We now apply this to the given games, namely those with starting position $(10,10,a,b,c)$ where $10 \geq a,b,c \geq 0$ . We showed above that a game of Same-Nim with a starting position of the form $(10,10,a,b,c)$ is losing if and only if $(a,b,c)$ is losing in regular Nim (replace $b$ with $10$ above). We can very simply calculate the number of losing positions in regular Nim with this form, using nim-sums, a simple computer program, or even brute-force, and we get that there are $60$ such losing positions. Since there are $1000$ total starting positions, and any of these $60$ losing positions in regular Nim is losing in Same-Nim, there must be $1000 - 60 = \fbox{940}$ starting positions in Same-Nim which satisfy the conditions of the problem and are winning.

This title is appropriate, as "Same-Nim" is just the same as standard 3-pile Nim on the three piles $a,b,c$ .

More specifically, if a position is $L$ (i.e. loses for the current player) in standard 3-pile, then it is also $L$ in Same-Nim, so long as the first two piles maintain equal sizes; and similarly for $W$ positions.

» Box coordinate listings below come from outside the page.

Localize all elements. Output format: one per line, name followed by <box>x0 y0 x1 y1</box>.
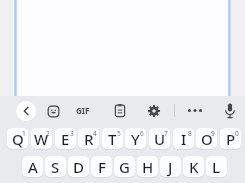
button[interactable] <box>113 103 127 118</box>
staticText: 8 <box>188 129 192 138</box>
staticText: J <box>168 157 173 177</box>
staticText: 1 <box>22 129 26 138</box>
staticText: 4 <box>93 129 97 138</box>
staticText: T <box>108 129 117 149</box>
button[interactable]: O <box>196 128 217 149</box>
staticText: L <box>212 157 221 177</box>
staticText: 5 <box>117 129 121 138</box>
button[interactable] <box>147 104 161 118</box>
button[interactable]: W <box>31 128 52 149</box>
staticText: R <box>84 129 94 149</box>
staticText: S <box>51 157 60 177</box>
staticText: P <box>226 129 236 149</box>
button[interactable]: F <box>91 156 112 177</box>
button[interactable]: U <box>149 128 170 149</box>
button[interactable]: A <box>22 156 43 177</box>
staticText: GIF <box>76 105 90 116</box>
button[interactable]: T <box>102 128 123 149</box>
button[interactable] <box>16 101 36 121</box>
staticText: 7 <box>164 129 168 138</box>
staticText: 9 <box>211 129 215 138</box>
button[interactable]: E <box>55 128 76 149</box>
staticText: F <box>98 157 106 177</box>
staticText: 0 <box>235 129 239 138</box>
button[interactable]: J <box>160 156 181 177</box>
button[interactable]: K <box>183 156 204 177</box>
button[interactable]: G <box>114 156 135 177</box>
button[interactable]: P <box>220 128 241 149</box>
staticText: D <box>73 157 84 177</box>
staticText: I <box>181 129 187 149</box>
staticText: U <box>154 129 166 149</box>
button[interactable]: Q <box>7 128 28 149</box>
staticText: Q <box>12 129 24 149</box>
staticText: 6 <box>140 129 144 138</box>
button[interactable]: S <box>45 156 66 177</box>
button[interactable] <box>186 102 204 119</box>
staticText: E <box>61 129 70 149</box>
staticText: G <box>119 157 130 177</box>
staticText: A <box>28 157 38 177</box>
button[interactable]: H <box>137 156 158 177</box>
staticText: 3 <box>70 129 74 138</box>
button[interactable]: Y <box>125 128 146 149</box>
staticText: Y <box>131 129 140 149</box>
staticText: 2 <box>46 129 50 138</box>
staticText: W <box>34 129 49 149</box>
button[interactable]: GIF <box>72 102 94 119</box>
button[interactable]: R <box>78 128 99 149</box>
button[interactable]: L <box>206 156 227 177</box>
staticText: O <box>201 129 213 149</box>
staticText: H <box>142 157 154 177</box>
staticText: K <box>189 157 199 177</box>
button[interactable] <box>222 102 238 120</box>
button[interactable]: I <box>173 128 194 149</box>
button[interactable]: D <box>68 156 89 177</box>
button[interactable] <box>47 105 60 118</box>
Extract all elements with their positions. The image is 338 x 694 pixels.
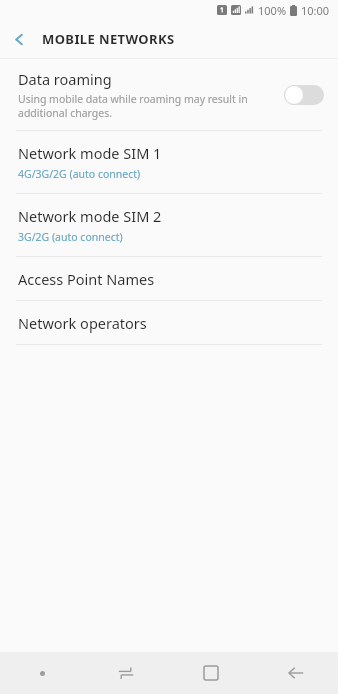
button[interactable]: Access Point Names [0, 257, 338, 300]
staticText: Using mobile data while roaming may resu… [18, 92, 274, 120]
staticText: 10:00 [301, 3, 330, 18]
staticText: MOBILE NETWORKS [42, 30, 175, 48]
button[interactable]: Menu [0, 652, 84, 694]
button[interactable]: Network operators [0, 301, 338, 344]
button[interactable]: Home [168, 652, 253, 694]
button[interactable]: Back [0, 20, 38, 58]
button[interactable]: Back [253, 652, 338, 694]
button[interactable]: Data roaming toggle [284, 84, 324, 106]
staticText: Network mode SIM 1 [18, 143, 162, 163]
button[interactable]: Network mode SIM 1 [0, 131, 338, 193]
staticText: 100% [258, 3, 287, 18]
button[interactable]: Network mode SIM 2 [0, 194, 338, 256]
staticText: Access Point Names [18, 269, 155, 289]
staticText: 3G/2G (auto connect) [18, 230, 123, 244]
button[interactable]: Recents [84, 652, 168, 694]
staticText: Network operators [18, 313, 147, 333]
staticText: Network mode SIM 2 [18, 206, 162, 226]
staticText: Data roaming [18, 69, 112, 89]
staticText: 4G/3G/2G (auto connect) [18, 167, 141, 181]
button[interactable]: Data roaming [0, 59, 338, 130]
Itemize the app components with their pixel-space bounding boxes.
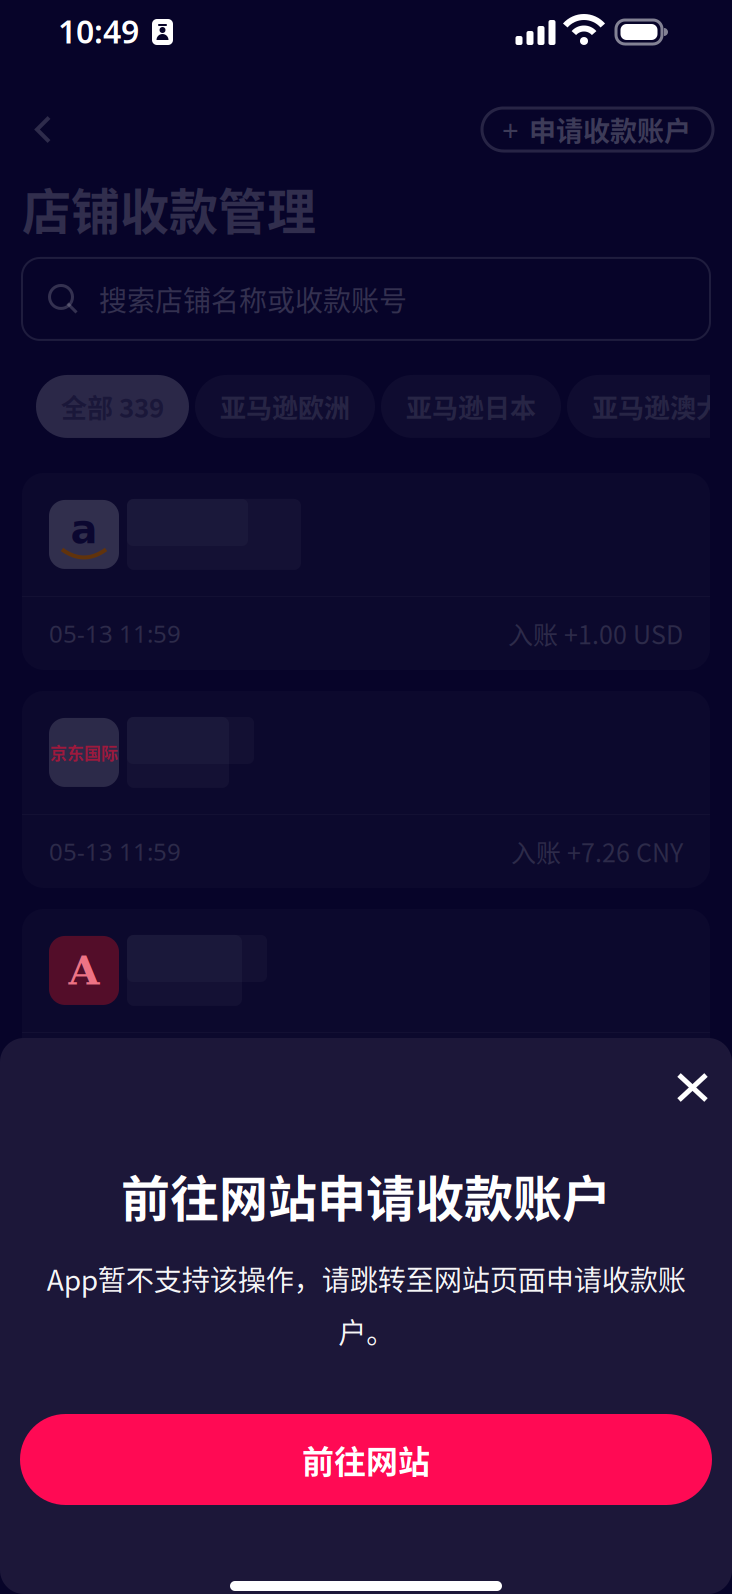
button[interactable]: 前往网站: [20, 1414, 712, 1505]
staticText: 亚马逊日本: [406, 388, 536, 425]
staticText: 入账 +7.26 CNY: [511, 833, 683, 870]
staticText: 前往网站申请收款账户: [121, 1160, 611, 1231]
button[interactable]: 亚马逊澳大利亚: [567, 375, 732, 438]
staticText: 搜索店铺名称或收款账号: [99, 279, 407, 319]
staticText: 05-13 11:59: [49, 618, 181, 649]
staticText: 前往网站: [302, 1436, 430, 1483]
staticText: 全部 339: [61, 388, 164, 425]
staticText: 入账 +0.32 EUR: [509, 1051, 683, 1088]
button[interactable]: Close: [661, 1059, 724, 1116]
staticText: a: [70, 506, 98, 553]
button[interactable]: 亚马逊欧洲: [195, 375, 375, 438]
staticText: 申请收款账户: [529, 110, 691, 149]
staticText: 店铺收款管理: [22, 173, 316, 244]
staticText: 入账 +1.00 USD: [508, 615, 683, 652]
button[interactable]: Back: [22, 108, 68, 151]
button[interactable]: 全部 339: [36, 375, 189, 438]
staticText: 亚马逊欧洲: [220, 388, 350, 425]
staticText: +: [502, 110, 519, 149]
button[interactable]: +: [482, 108, 713, 151]
staticText: 10:49: [58, 10, 139, 52]
staticText: 05-13 11:59: [49, 836, 181, 867]
staticText: 亚马逊澳大利亚: [592, 388, 732, 425]
staticText: 京东国际: [50, 740, 118, 765]
staticText: App暂不支持该操作，请跳转至网站页面申请收款账户。: [46, 1258, 686, 1352]
button[interactable]: 亚马逊日本: [381, 375, 561, 438]
staticText: A: [68, 947, 100, 994]
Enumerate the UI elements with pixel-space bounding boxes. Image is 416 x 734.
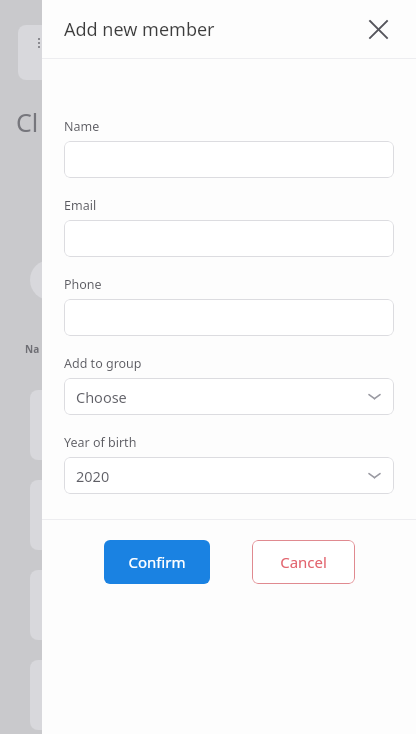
staticText: Year of birth: [64, 434, 137, 451]
button[interactable]: Choose: [64, 378, 394, 415]
button[interactable]: [64, 220, 394, 257]
staticText: Cancel: [280, 552, 327, 572]
button[interactable]: 2020: [64, 457, 394, 494]
button[interactable]: [64, 141, 394, 178]
staticText: Email: [64, 197, 97, 214]
staticText: Add to group: [64, 355, 142, 372]
button[interactable]: Confirm: [104, 540, 210, 584]
staticText: Choose: [76, 387, 127, 407]
staticText: Confirm: [128, 552, 186, 572]
staticText: Cl: [16, 105, 39, 139]
staticText: 2020: [76, 466, 110, 486]
staticText: Na: [25, 342, 40, 356]
staticText: Name: [64, 118, 100, 135]
staticText: Phone: [64, 276, 102, 293]
button[interactable]: Cancel: [252, 540, 355, 584]
staticText: Add new member: [64, 17, 215, 42]
button[interactable]: Close: [360, 11, 396, 47]
button[interactable]: [64, 299, 394, 336]
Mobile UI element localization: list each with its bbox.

This is because if the first two piles have equal sizes then there are no restrictions on moves in the other 3 piles, so the player who would win the standard 3-pile Nim can execute his strategy without restriction; and if the losing player takes stones from one of the first two piles, the winning player takes the same number of stones from the other one of the first two piles, restoring his ability to continue his winning strategy on the last 3 piles.

We have looked at standard Nim in a Calvin vs Lino problem several weeks ago, and it turned out that a position is $L$ if and only if it has a "Nim-sum" of $0$ , where the Nim-sum is the binary XOR of the sizes of the piles.

Actually this is easy to prove: If the Nim-sum is $0$ then any move must toggle at least one bit leaving a non-zero Nim-sum. And if the Nim-sum is nonzero then the following move will make it $0$ : select a pile that has a $1$ -bit in the same position as the most significant bit of the Nim-sum, and remove the number of stones that is the XOR of that pile's size, and the Nim-sum.

Finally we just have to count how many positions have a Nim-sum of $0$ and subtract that from $1000$ .

I actually did this by counting positions with $a \le b \le c$ by inspection and then considering the number of combinations of each. The losing positions are:

(1,2,3) (1,4,5) (1,6,7) (1,8,9) (2,4,6) (2,5,7) (2,8,10) (3,4,7) (3,5,6) (3,9,10)

and each one has six possible orderings for a total of $60$ losing positions. So there are $\boxed{940}$ winning positions.